RSNA: Defending more aggressive breast cancer screening intervals

CHICAGO—Despite suggested guidelines from a federal task force for women to wait until 50 years old to begin breast cancer screenings, one presentation at the annual meeting of the Radiological Society of North America (RSNA) argued that data clearly show more lives are saved when annual screenings begin at age 40.

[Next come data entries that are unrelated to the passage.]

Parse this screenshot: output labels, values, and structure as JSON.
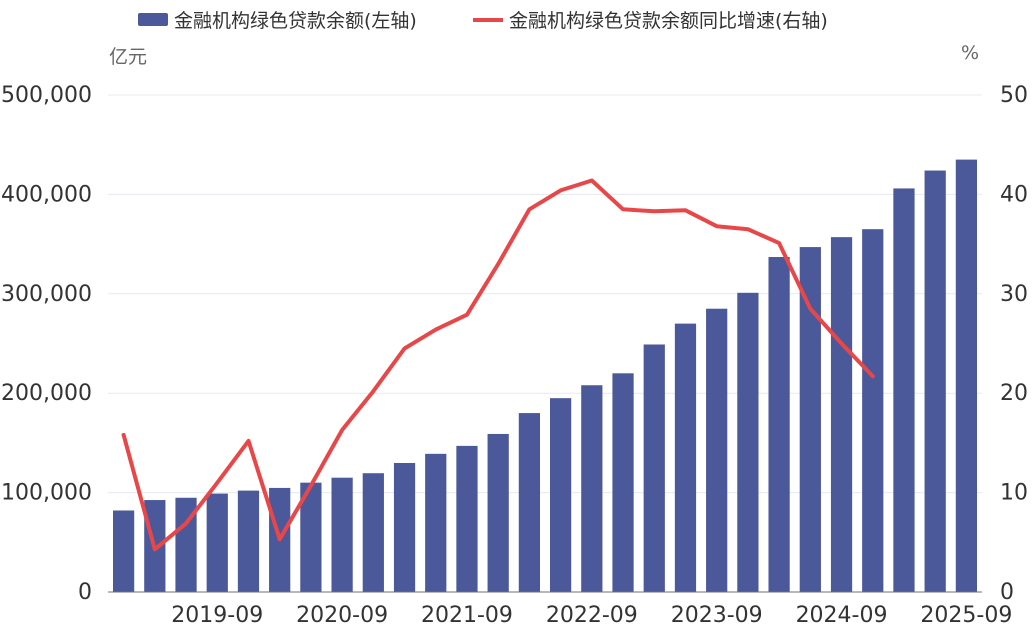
{
  "legend": {
    "bar_label": "金融机构绿色贷款余额(左轴)",
    "line_label": "金融机构绿色贷款余额同比增速(右轴)"
  },
  "units": {
    "left": "亿元",
    "right": "%"
  },
  "colors": {
    "bar": "#4B5899",
    "line": "#E8474A",
    "grid": "#E6E9F0",
    "axis": "#333333"
  },
  "chart_data": {
    "type": "bar",
    "title": "",
    "categories": [
      "2018-12",
      "2019-03",
      "2019-06",
      "2019-09",
      "2019-12",
      "2020-03",
      "2020-06",
      "2020-09",
      "2020-12",
      "2021-03",
      "2021-06",
      "2021-09",
      "2021-12",
      "2022-03",
      "2022-06",
      "2022-09",
      "2022-12",
      "2023-03",
      "2023-06",
      "2023-09",
      "2023-12",
      "2024-03",
      "2024-06",
      "2024-09",
      "2024-12",
      "2025-03",
      "2025-06",
      "2025-09"
    ],
    "x_tick_labels": [
      "2019-09",
      "2020-09",
      "2021-09",
      "2022-09",
      "2023-09",
      "2024-09",
      "2025-09"
    ],
    "series": [
      {
        "name": "金融机构绿色贷款余额(左轴)",
        "type": "bar",
        "axis": "left",
        "values": [
          82000,
          92500,
          94800,
          99000,
          102000,
          104700,
          110000,
          115000,
          119500,
          129800,
          139000,
          147000,
          159000,
          180000,
          195000,
          208000,
          220000,
          249000,
          270000,
          285000,
          301000,
          337000,
          347000,
          357000,
          365000,
          406000,
          424000,
          435000
        ]
      },
      {
        "name": "金融机构绿色贷款余额同比增速(右轴)",
        "type": "line",
        "axis": "right",
        "values": [
          15.8,
          4.3,
          6.9,
          11.0,
          15.2,
          5.3,
          10.7,
          16.3,
          20.2,
          24.5,
          26.4,
          27.9,
          33.0,
          38.5,
          40.4,
          41.4,
          38.5,
          38.3,
          38.4,
          36.8,
          36.5,
          35.1,
          28.5,
          25.0,
          21.7,
          null,
          null,
          null
        ]
      }
    ],
    "ylim_left": [
      0,
      500000
    ],
    "ylim_right": [
      0,
      50
    ],
    "yticks_left": [
      "0",
      "100,000",
      "200,000",
      "300,000",
      "400,000",
      "500,000"
    ],
    "yticks_right": [
      "0",
      "10",
      "20",
      "30",
      "40",
      "50"
    ],
    "grid": true,
    "legend_position": "top"
  }
}
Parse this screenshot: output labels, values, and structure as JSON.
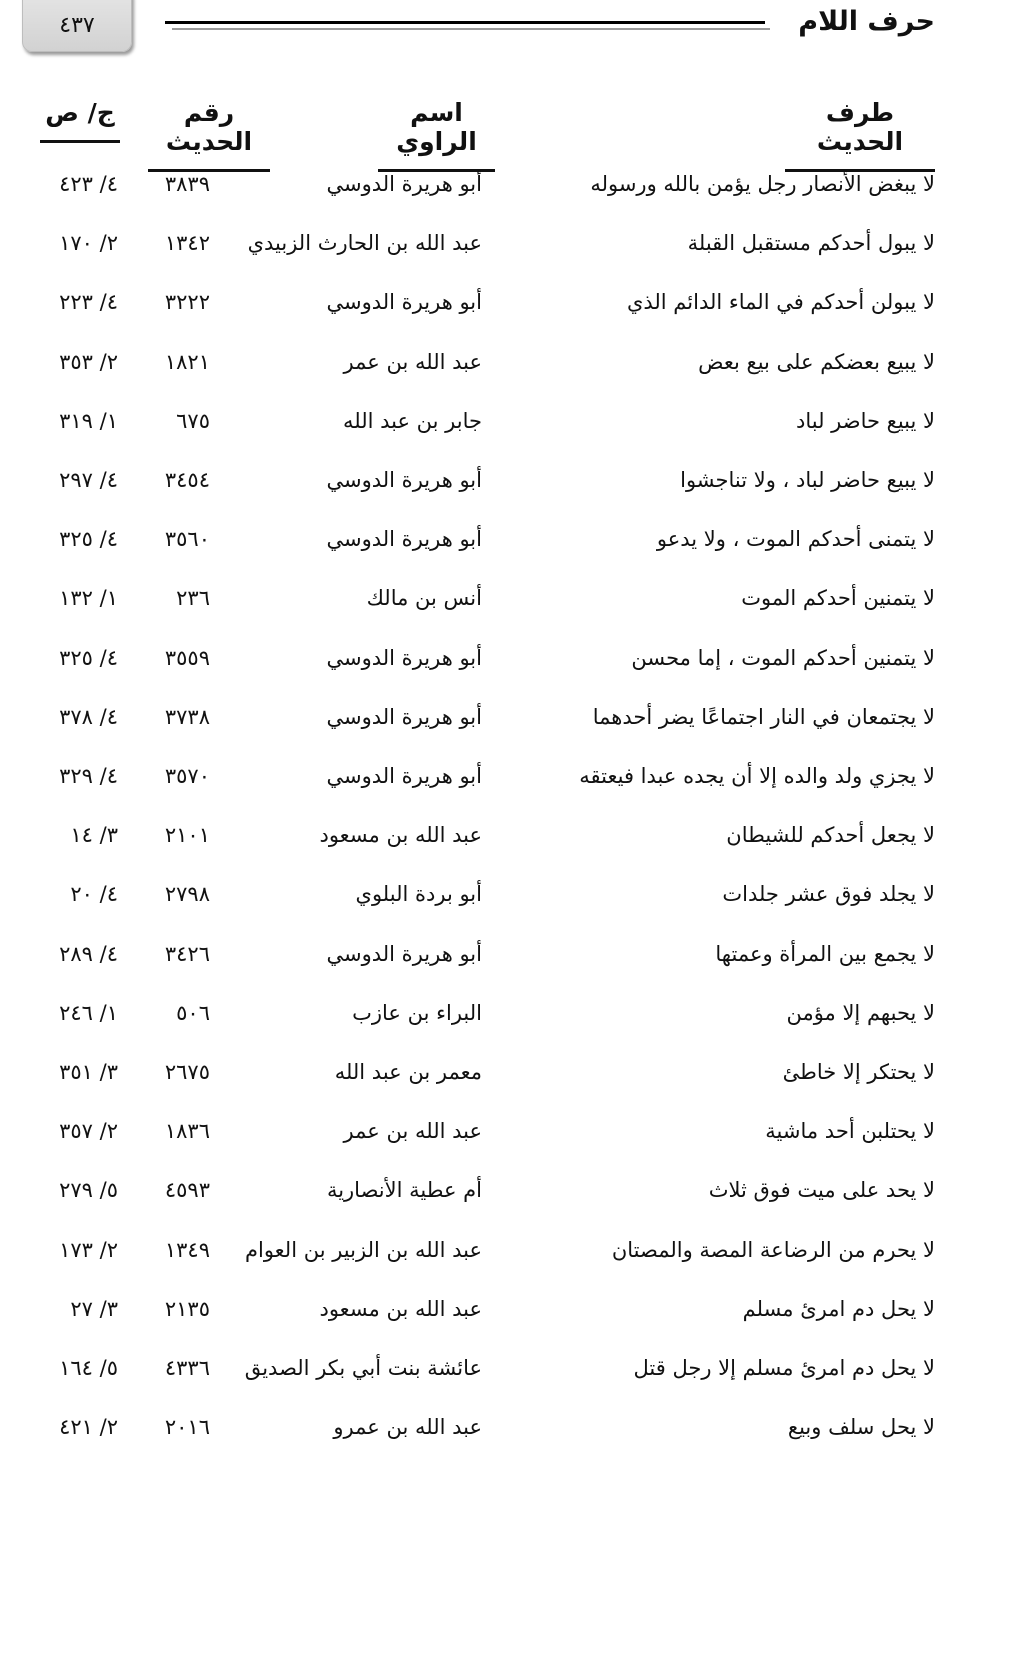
{
  "header": {
    "page_number": "٤٣٧",
    "chapter_title": "حرف اللام"
  },
  "columns": [
    "طرف الحديث",
    "اسم الراوي",
    "رقم الحديث",
    "ج/ ص"
  ],
  "rows": [
    {
      "hadith": "لا يبغض الأنصار رجل يؤمن بالله ورسوله",
      "narrator": "أبو هريرة الدوسي",
      "number": "٣٨٣٩",
      "ref": "٤/ ٤٢٣"
    },
    {
      "hadith": "لا يبول أحدكم مستقبل القبلة",
      "narrator": "عبد الله بن الحارث الزبيدي",
      "number": "١٣٤٢",
      "ref": "٢/ ١٧٠"
    },
    {
      "hadith": "لا يبولن أحدكم في الماء الدائم الذي",
      "narrator": "أبو هريرة الدوسي",
      "number": "٣٢٢٢",
      "ref": "٤/ ٢٢٣"
    },
    {
      "hadith": "لا يبيع بعضكم على بيع بعض",
      "narrator": "عبد الله بن عمر",
      "number": "١٨٢١",
      "ref": "٢/ ٣٥٣"
    },
    {
      "hadith": "لا يبيع حاضر لباد",
      "narrator": "جابر بن عبد الله",
      "number": "٦٧٥",
      "ref": "١/ ٣١٩"
    },
    {
      "hadith": "لا يبيع حاضر لباد ، ولا تناجشوا",
      "narrator": "أبو هريرة الدوسي",
      "number": "٣٤٥٤",
      "ref": "٤/ ٢٩٧"
    },
    {
      "hadith": "لا يتمنى أحدكم الموت ، ولا يدعو",
      "narrator": "أبو هريرة الدوسي",
      "number": "٣٥٦٠",
      "ref": "٤/ ٣٢٥"
    },
    {
      "hadith": "لا يتمنين أحدكم الموت",
      "narrator": "أنس بن مالك",
      "number": "٢٣٦",
      "ref": "١/ ١٣٢"
    },
    {
      "hadith": "لا يتمنين أحدكم الموت ، إما محسن",
      "narrator": "أبو هريرة الدوسي",
      "number": "٣٥٥٩",
      "ref": "٤/ ٣٢٥"
    },
    {
      "hadith": "لا يجتمعان في النار اجتماعًا يضر أحدهما",
      "narrator": "أبو هريرة الدوسي",
      "number": "٣٧٣٨",
      "ref": "٤/ ٣٧٨"
    },
    {
      "hadith": "لا يجزي ولد والده إلا أن يجده عبدا فيعتقه",
      "narrator": "أبو هريرة الدوسي",
      "number": "٣٥٧٠",
      "ref": "٤/ ٣٢٩"
    },
    {
      "hadith": "لا يجعل أحدكم للشيطان",
      "narrator": "عبد الله بن مسعود",
      "number": "٢١٠١",
      "ref": "٣/ ١٤"
    },
    {
      "hadith": "لا يجلد فوق عشر جلدات",
      "narrator": "أبو بردة البلوي",
      "number": "٢٧٩٨",
      "ref": "٤/ ٢٠"
    },
    {
      "hadith": "لا يجمع بين المرأة وعمتها",
      "narrator": "أبو هريرة الدوسي",
      "number": "٣٤٢٦",
      "ref": "٤/ ٢٨٩"
    },
    {
      "hadith": "لا يحبهم إلا مؤمن",
      "narrator": "البراء بن عازب",
      "number": "٥٠٦",
      "ref": "١/ ٢٤٦"
    },
    {
      "hadith": "لا يحتكر إلا خاطئ",
      "narrator": "معمر بن عبد الله",
      "number": "٢٦٧٥",
      "ref": "٣/ ٣٥١"
    },
    {
      "hadith": "لا يحتلبن أحد ماشية",
      "narrator": "عبد الله بن عمر",
      "number": "١٨٣٦",
      "ref": "٢/ ٣٥٧"
    },
    {
      "hadith": "لا يحد على ميت فوق ثلاث",
      "narrator": "أم عطية الأنصارية",
      "number": "٤٥٩٣",
      "ref": "٥/ ٢٧٩"
    },
    {
      "hadith": "لا يحرم من الرضاعة المصة والمصتان",
      "narrator": "عبد الله بن الزبير بن العوام",
      "number": "١٣٤٩",
      "ref": "٢/ ١٧٣"
    },
    {
      "hadith": "لا يحل دم امرئ مسلم",
      "narrator": "عبد الله بن مسعود",
      "number": "٢١٣٥",
      "ref": "٣/ ٢٧"
    },
    {
      "hadith": "لا يحل دم امرئ مسلم إلا رجل قتل",
      "narrator": "عائشة بنت أبي بكر الصديق",
      "number": "٤٣٣٦",
      "ref": "٥/ ١٦٤"
    },
    {
      "hadith": "لا يحل سلف وبيع",
      "narrator": "عبد الله بن عمرو",
      "number": "٢٠١٦",
      "ref": "٢/ ٤٢١"
    }
  ]
}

In 2009, the U.S. Preventive Services Task Force (USPSTF) announced that mammography screenings should not begin for women until age 50 and only occur once every two years after that. However, Daniel Kopans, MD, a professor of radiology at Harvard Medical School, noted the USPSTF admitted that reducing screening to only once every two years prevented false positives, it also could mean more cancer-related deaths.

“When you look at data from ages 40 to 49 and then at everyone from ages 50 to 74, it looks like there’s a sudden jump in cancer rates and we need to understand what effect that has,” Kopan said.

He argued that looking at cancer rates in that light makes it look like there is something that happens to cancer risk for women when they reach aged 50.

“There’s just no evidence that this happens,” Kopan said. “Women are just as likely at 52 as they are at 42 to get cancer. Age 50 is a myth when it comes to breast cancer screening benefits and there is zero data that something changes suddenly at 50, or any other age for that matter.”

Kopans said when the USPTF guidelines were released, a number of radiologists across the country wrote responses and submitted them to medical journals across the country.

“We were letting them know the new guidelines were doing a major disservice to women,” he said.

Kopans’ own responses to the guidelines were turned down by a number of major journals, including the New England Journal of Medicine. He also said other major journals published editorials stating that radiologists had a conflict of interest disagreeing with the 2009 guidelines and that the only opposition to these guidelines were “anecdotal, emotional politics.”

“Major medical journals in this country are preventing an open discussion of important information,” he said.

Another argument that came from the USPSTF guidelines centers on screening only women who were considered high risk before age 50.

“To suggest screening can be based on risk alone is a pie in the sky argument,” Kopans said.

He added that the vast majority of women diagnosed with breast cancer each year were not in high risk groups.

“The data clearly supports annual mammography for all women,” he said. “All of the major organizations show that the most lives are saved by annual mammography starting at age 40.”